Editorial

Case histories: On National Health Protection Scheme

The government’s intention to launch the world’s largest health insurance programme, the National Health Protection Scheme, raises an important issue. Should the focus be on the demand side of health-care finance when the supply side, the public health infrastructure, is in a shambles? Experience with insurance schemes, such as the Centre’s Rashtriya Swasthya Bima Yojana and Andhra Pradesh’s Rajiv Aarogyasri, show how demand side interventions can miss the mark. While the RSBY and Aarogyasri did improve access to health-care overall, they failed to reach the most vulnerable sections. At times they led to unnecessary medical procedures and increased out-of-pocket expenditure for poor people, both of which are undesirable outcomes. These showed that unless the public health system can compete with the private in utilising funds from such insurance schemes, medical care will remain elusive for those who need it most. Policymakers behind the NHPS, which will cost the government around ₹5,000 crore in its first year, must take heed.

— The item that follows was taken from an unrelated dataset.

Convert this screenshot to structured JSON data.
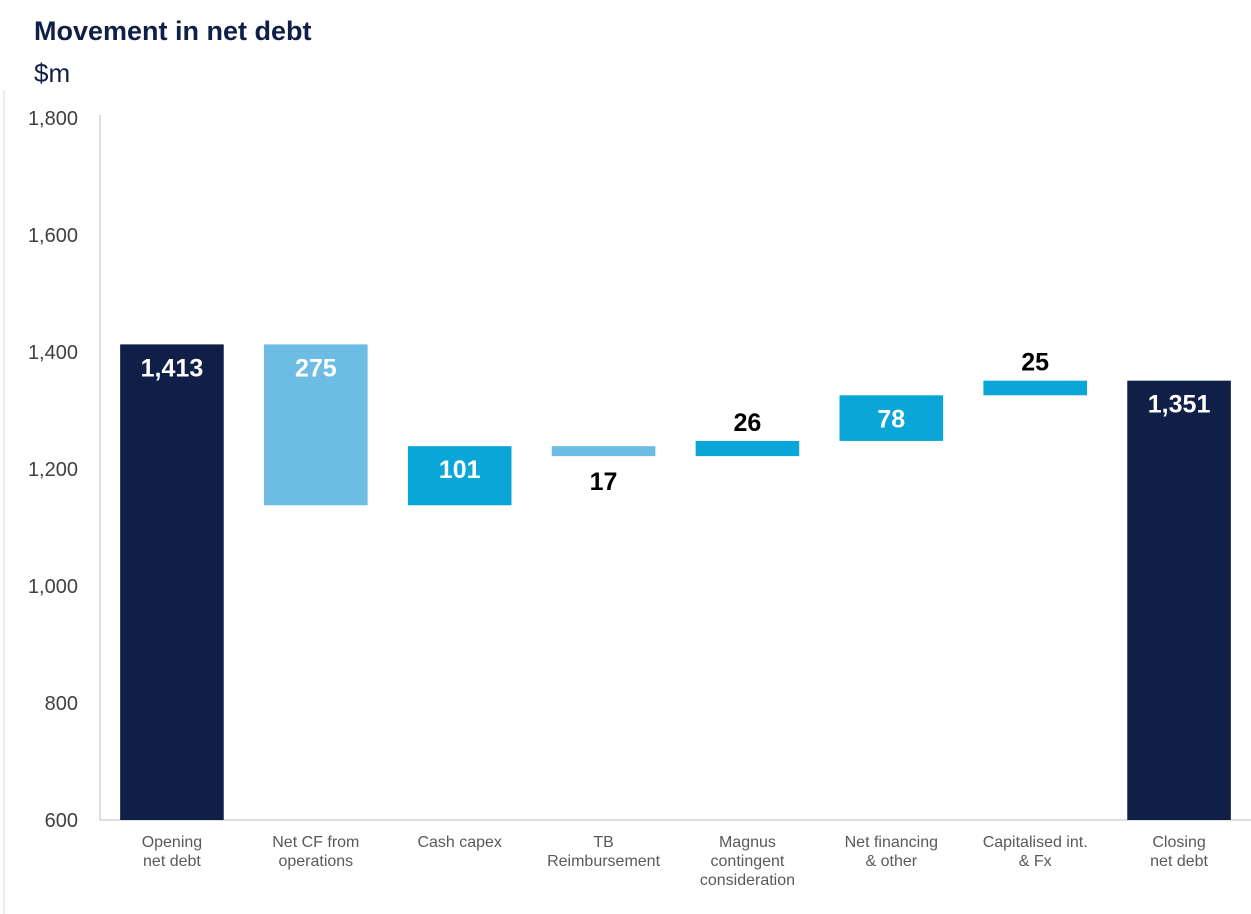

Both RSBY and Aarogyasri are cashless hospitalisation schemes. While both benefited people living below the poverty line, over-reliance on private hospitals and poor monitoring watered down their impact. According to one Gujarat-based study, a majority of RSBY insured patients ended up spending about 10% of their annual income during hospitalisation, because hospitals still charged them, unsure as they were when they would be compensated. A study in Andhra Pradesh found that beneficiaries spent more from their own pockets under Aarogyasri. They spent most of their money on outpatient care, and Aarogyasri didn’t tackle this adequately. Possibly the most problematic fallout was mass hysterectomies done in Andhra Pradesh. Between 2008 and 2010, private hospitals removed the uteri of thousands of women unnecessarily, to make a quick buck. Thus, perverse incentives can drive the private sector to sabotage schemes that are not well monitored. The second problem with over-reliance on the private sector is that it limits the reach of such programmes. Evidence from RSBY and Aarogyasri shows that as distance from empanelled hospitals grew in Andhra and Gujarat, fewer people benefited from them — most empanelled hospitals are private and urban. Scheduled Tribe and rural households typically missed out, while richer quintiles of the population benefited. There can be much gained from the NHPS if the government views it as the first step towards universal health care, rather than a panacea to all of India’s health-care woes. The second, and a long-awaited, step is to reform the public health system. Without this, an insurance scheme, no matter how ambitious, will be a band-aid.